A homilia é obrigatória aos domingos e nas pouquíssimas festas de preceito que ainda existem. Nos dias feriais não é obrigatória, mas é recomendada, sobretudo nos dias de semana dos tempos fortes do ano (Advento, Quaresma e Tempo Pascal) e em festas e ocasiões em que o povo acorre em maior número à igreja (66). Penso que é uma coisa boa o que está ocorrendo, da generalização das homilias nas igrejas paroquiais e de comunidades religiosas, mesmo em dias feriais. A qualidade das homilias já é outra coisa...

Deve ser “fruto de meditação do sacerdote, ou seja, devidamente preparada, não muito muito longa nem muito curta, e que se levem em consideração todos os presentes, inclusive as crianças e o povo, de modo geral as pessoas simples” . É o que preceitua o Proêmio ao Elenco das Leituras da Missa”(24).

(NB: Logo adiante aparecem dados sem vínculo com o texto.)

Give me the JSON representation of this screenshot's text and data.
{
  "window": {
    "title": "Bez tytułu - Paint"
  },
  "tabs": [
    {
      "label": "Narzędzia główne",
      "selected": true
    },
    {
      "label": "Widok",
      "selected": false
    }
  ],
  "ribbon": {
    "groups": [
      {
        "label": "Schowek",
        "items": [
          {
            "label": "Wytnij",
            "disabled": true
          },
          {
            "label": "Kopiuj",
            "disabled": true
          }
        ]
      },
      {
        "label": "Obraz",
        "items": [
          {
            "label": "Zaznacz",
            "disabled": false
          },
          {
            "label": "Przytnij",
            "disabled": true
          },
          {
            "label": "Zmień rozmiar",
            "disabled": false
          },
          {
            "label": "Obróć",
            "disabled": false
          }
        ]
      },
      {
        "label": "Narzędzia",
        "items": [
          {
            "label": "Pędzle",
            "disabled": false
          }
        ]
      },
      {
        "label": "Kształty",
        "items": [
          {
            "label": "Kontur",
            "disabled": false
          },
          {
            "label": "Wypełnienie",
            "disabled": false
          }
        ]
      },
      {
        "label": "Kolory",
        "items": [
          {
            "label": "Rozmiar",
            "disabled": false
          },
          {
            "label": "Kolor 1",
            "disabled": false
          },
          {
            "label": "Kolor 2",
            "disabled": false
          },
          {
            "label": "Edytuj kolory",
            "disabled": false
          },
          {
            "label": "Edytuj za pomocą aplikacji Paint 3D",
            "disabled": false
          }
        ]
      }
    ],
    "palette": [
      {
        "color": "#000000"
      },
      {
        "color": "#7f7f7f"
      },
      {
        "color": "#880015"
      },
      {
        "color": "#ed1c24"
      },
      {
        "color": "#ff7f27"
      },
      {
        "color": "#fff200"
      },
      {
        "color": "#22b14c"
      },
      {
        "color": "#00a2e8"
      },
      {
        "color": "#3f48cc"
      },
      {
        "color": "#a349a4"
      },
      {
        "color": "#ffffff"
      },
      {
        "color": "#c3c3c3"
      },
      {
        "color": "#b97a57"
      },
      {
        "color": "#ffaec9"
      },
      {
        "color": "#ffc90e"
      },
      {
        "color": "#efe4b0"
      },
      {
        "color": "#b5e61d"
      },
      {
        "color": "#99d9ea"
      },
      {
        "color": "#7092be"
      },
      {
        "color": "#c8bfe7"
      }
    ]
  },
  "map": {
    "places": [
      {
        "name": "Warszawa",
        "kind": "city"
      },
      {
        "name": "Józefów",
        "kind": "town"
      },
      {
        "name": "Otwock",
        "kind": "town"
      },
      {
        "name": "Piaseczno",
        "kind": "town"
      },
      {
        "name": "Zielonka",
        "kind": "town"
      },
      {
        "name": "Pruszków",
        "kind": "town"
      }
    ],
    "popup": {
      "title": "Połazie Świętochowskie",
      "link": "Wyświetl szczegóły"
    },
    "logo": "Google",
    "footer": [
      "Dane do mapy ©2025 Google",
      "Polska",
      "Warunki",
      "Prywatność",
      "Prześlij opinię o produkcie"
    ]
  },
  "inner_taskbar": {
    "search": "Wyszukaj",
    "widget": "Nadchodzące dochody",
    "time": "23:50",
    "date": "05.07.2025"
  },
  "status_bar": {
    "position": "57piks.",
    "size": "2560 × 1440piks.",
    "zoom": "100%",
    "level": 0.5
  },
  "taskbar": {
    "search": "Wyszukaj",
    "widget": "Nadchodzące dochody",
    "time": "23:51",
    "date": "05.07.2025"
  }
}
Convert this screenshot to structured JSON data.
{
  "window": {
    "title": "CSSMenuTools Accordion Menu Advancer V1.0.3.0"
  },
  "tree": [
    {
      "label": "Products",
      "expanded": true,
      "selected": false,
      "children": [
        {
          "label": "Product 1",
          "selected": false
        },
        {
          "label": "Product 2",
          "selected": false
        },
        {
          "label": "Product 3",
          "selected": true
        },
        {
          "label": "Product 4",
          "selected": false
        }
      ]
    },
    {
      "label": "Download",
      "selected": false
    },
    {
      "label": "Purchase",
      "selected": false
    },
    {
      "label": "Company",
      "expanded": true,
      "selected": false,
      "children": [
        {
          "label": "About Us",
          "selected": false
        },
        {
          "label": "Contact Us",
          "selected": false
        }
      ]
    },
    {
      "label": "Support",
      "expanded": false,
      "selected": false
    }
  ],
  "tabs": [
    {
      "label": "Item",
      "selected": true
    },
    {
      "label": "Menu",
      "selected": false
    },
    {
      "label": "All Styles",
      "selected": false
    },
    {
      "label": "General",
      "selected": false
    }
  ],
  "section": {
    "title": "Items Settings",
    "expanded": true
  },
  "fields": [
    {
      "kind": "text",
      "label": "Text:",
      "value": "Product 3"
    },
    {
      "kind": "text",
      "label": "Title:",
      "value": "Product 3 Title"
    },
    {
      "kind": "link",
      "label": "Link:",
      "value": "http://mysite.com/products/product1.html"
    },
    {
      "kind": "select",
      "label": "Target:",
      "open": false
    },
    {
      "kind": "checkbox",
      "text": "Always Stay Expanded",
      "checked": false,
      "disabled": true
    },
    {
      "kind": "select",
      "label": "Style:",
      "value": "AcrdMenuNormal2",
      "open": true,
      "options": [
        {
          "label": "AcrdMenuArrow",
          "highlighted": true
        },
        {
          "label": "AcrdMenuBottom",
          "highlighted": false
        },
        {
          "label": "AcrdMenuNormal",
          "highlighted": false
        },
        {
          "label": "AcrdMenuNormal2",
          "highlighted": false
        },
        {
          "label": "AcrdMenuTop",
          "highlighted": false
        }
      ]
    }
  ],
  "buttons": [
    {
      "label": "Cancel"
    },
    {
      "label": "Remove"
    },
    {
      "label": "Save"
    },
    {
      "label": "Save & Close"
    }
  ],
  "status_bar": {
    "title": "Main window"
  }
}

A propósito disto, Mons. Albert Malcom Ranjith, até há pouco tempo secretário da Congregação para o Culto Divino e a Disciplina dos Sacramentos (foi há pouco nomeado arcebispo de Colombo e deixou portanto a Cúria Romana) manifestou em 2008 ao jornal italiano “La Stampa” que Congregação estava a preparar normas para melhorar a celebração da Santa Missa: homilias mais curtas, genuflexão diante das espécies eucarísticas consagradas, receber a comunhão na boca, favorecer a adoração de joelhos...

Quanto à qualidade da pregação, o arcebispo Ranjith notou que «a homilia não deve superar os oito ou dez minutos. É necessário que o celebrante estude profundamente o Evangelho do dia e se atenha sempre a esse texto».

Preparar uma boa homilia – dizia ele - pode levar duas horas, mas é tempo bem empregado. Dias antes o arcebispo Ranjith tinha dito que «uma homilia tem de ser breve e doce. Caso contrário, é como um avião que tenta aterrar mas dá voltas e voltas sem o conseguir. E isso mostra que a pessoa que fala não se preparou».

Para concluir é bom frisar também que os fiéis são convidados a prestar atenção à Palavra de Deus proclamada – ouvir as leituras com fé - e depois a escutar com boa vontade, com abertura de espírito, a homilia do sacerdote. Assim tirarão algum bom fruto da Liturgia da Palavra da Missa.